HALİLOĞLU: ÖĞRENCİLERİN PSİKOSOSYAL DURUMLARI DA DÜŞÜNÜLMELİ
ANEDER Başkanı Haliloğlu, yatılı okulların ilçelerin uzağına değil, tam tersine yakınına konuşlandırılmaları gerektiğini kaydederek, “Böyle bir durum veililer ve öğrenciler açısından zaten dezavantaj haline geliyor. Çünkü uzakta olan yatılı bir okula öğrenciler gitmek istemedikleri gibi, veliler de bu konuda olumsuz yaklaşım sergiliyor. Biz çocuklarımızı yerleşim merkezlerinden uzakta tutarak, onların sosyalleşmelerine, günlük yaşamdan uzakta kalmalarına bir nevi ortam hazırlıyoruz. Toplumdan, günlük yaşamdan uzakta kalan çocuklar, aslında hayatın gerçekliğinden uzak kalıyor ve öyle yetişiyorlar. Bu durum doğrudan onların ruhsal ve kişilik gelişimlerini etkiliyor.” ifadelerini kullandı.
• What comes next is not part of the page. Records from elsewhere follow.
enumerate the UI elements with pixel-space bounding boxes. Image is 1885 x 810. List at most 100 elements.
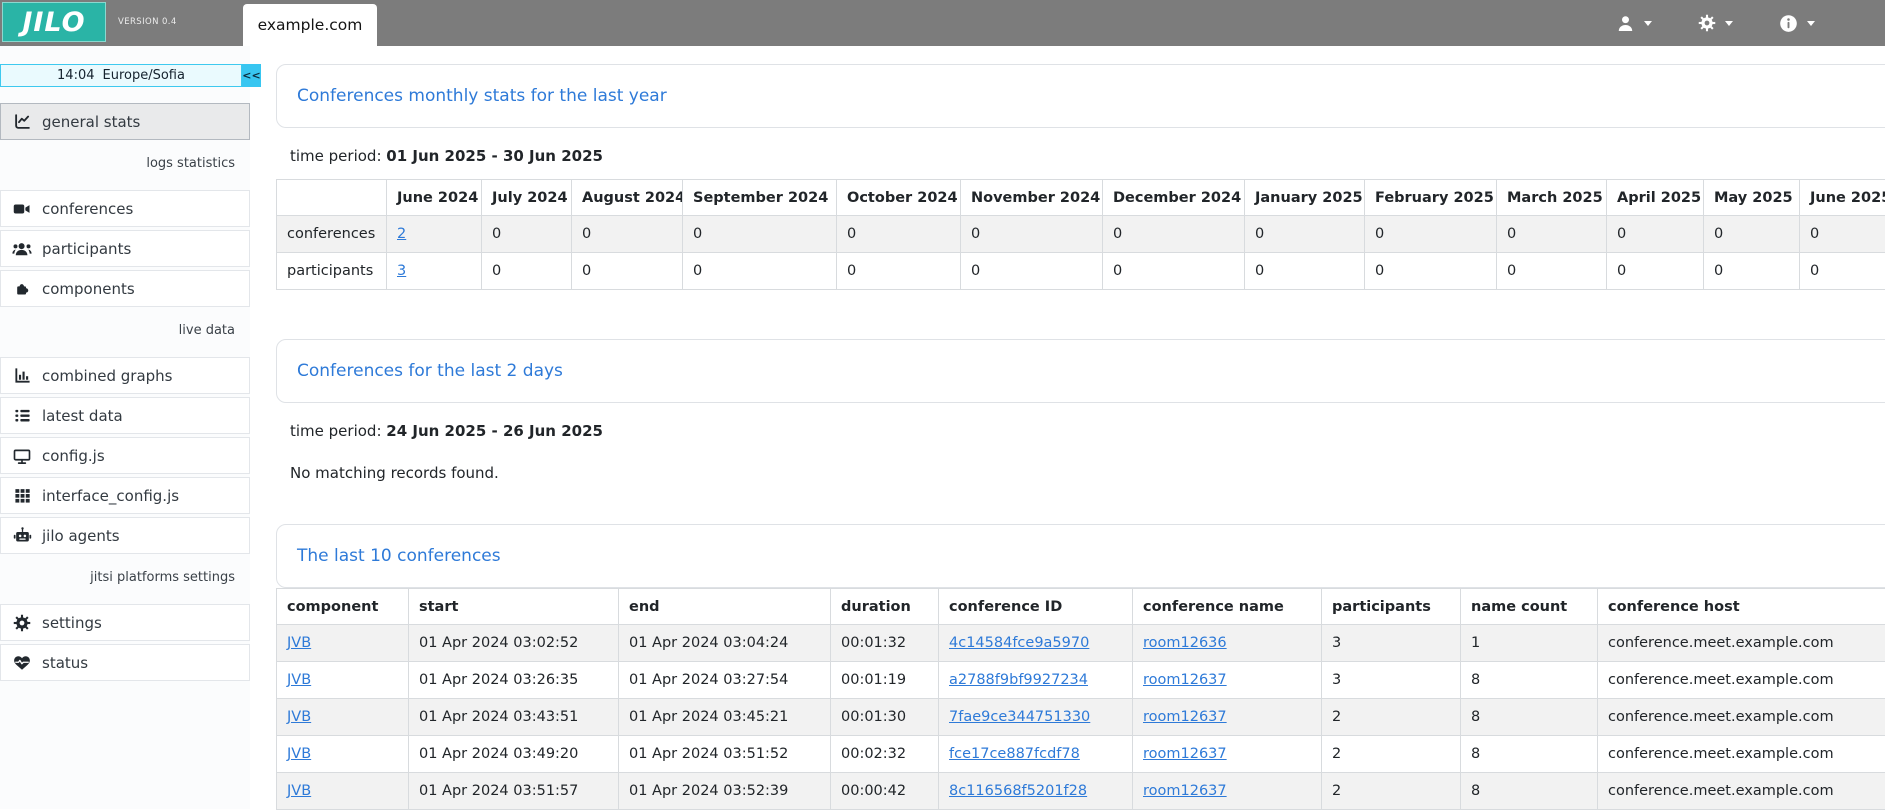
table-link[interactable]: 4c14584fce9a5970 [949, 635, 1089, 651]
sidebar-item-status[interactable]: status [0, 644, 250, 681]
table-cell: 0 [683, 253, 837, 290]
table-cell: 8 [1461, 662, 1598, 699]
column-header: May 2025 [1704, 180, 1800, 216]
sidebar-item-interface-config-js[interactable]: interface_config.js [0, 477, 250, 514]
sidebar-item-label: interface_config.js [42, 487, 179, 505]
table-link[interactable]: room12636 [1143, 635, 1227, 651]
column-header: participants [1322, 589, 1461, 625]
table-link[interactable]: room12637 [1143, 783, 1227, 799]
table-cell: JVB [277, 625, 409, 662]
table-cell: 0 [961, 216, 1103, 253]
table-link[interactable]: JVB [287, 635, 311, 651]
column-header: conference name [1133, 589, 1322, 625]
monthly-time-period: time period: 01 Jun 2025 - 30 Jun 2025 [290, 147, 1885, 165]
sidebar-item-latest-data[interactable]: latest data [0, 397, 250, 434]
table-cell: JVB [277, 662, 409, 699]
table-link[interactable]: JVB [287, 746, 311, 762]
chart-column-icon [12, 367, 32, 384]
table-cell: 0 [961, 253, 1103, 290]
grid-icon [12, 487, 32, 504]
column-header: August 2024 [572, 180, 683, 216]
no-records-message: No matching records found. [290, 464, 1885, 482]
card-title: Conferences for the last 2 days [297, 361, 563, 381]
section-label-live-data: live data [0, 323, 250, 341]
column-header: June 2024 [387, 180, 482, 216]
table-cell: 0 [1607, 253, 1704, 290]
table-link[interactable]: 8c116568f5201f28 [949, 783, 1087, 799]
sidebar-item-settings[interactable]: settings [0, 604, 250, 641]
caret-down-icon [1807, 21, 1815, 26]
sidebar-item-conferences[interactable]: conferences [0, 190, 250, 227]
table-cell: 01 Apr 2024 03:26:35 [409, 662, 619, 699]
table-cell: 8 [1461, 736, 1598, 773]
table-link[interactable]: JVB [287, 672, 311, 688]
column-header: July 2024 [482, 180, 572, 216]
table-link[interactable]: room12637 [1143, 709, 1227, 725]
table-cell: 0 [1607, 216, 1704, 253]
tab-platform[interactable]: example.com [243, 4, 377, 46]
sidebar-item-label: participants [42, 240, 131, 258]
table-link[interactable]: room12637 [1143, 672, 1227, 688]
table-link[interactable]: JVB [287, 783, 311, 799]
sidebar-item-general-stats[interactable]: general stats [0, 103, 250, 140]
table-cell: 0 [1245, 216, 1365, 253]
table-cell: 3 [1322, 662, 1461, 699]
table-link[interactable]: fce17ce887fcdf78 [949, 746, 1080, 762]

Yatılı okullar konusunda atılacak her türlü adımdan önce, öğrencilerin sosyal ve psikososyal durumlarının da göz önünde tutulması çağrısında bulunan Haliloğlu, “Yerleşim merkezlerine yakın olan yatılı okullarda hem eğitim öğretim hizmetleri, hem öğrenciler, hem de eğitimci ve idareciler yakından takip edilebilir ve kontrol altında tutulabilir.” dedi.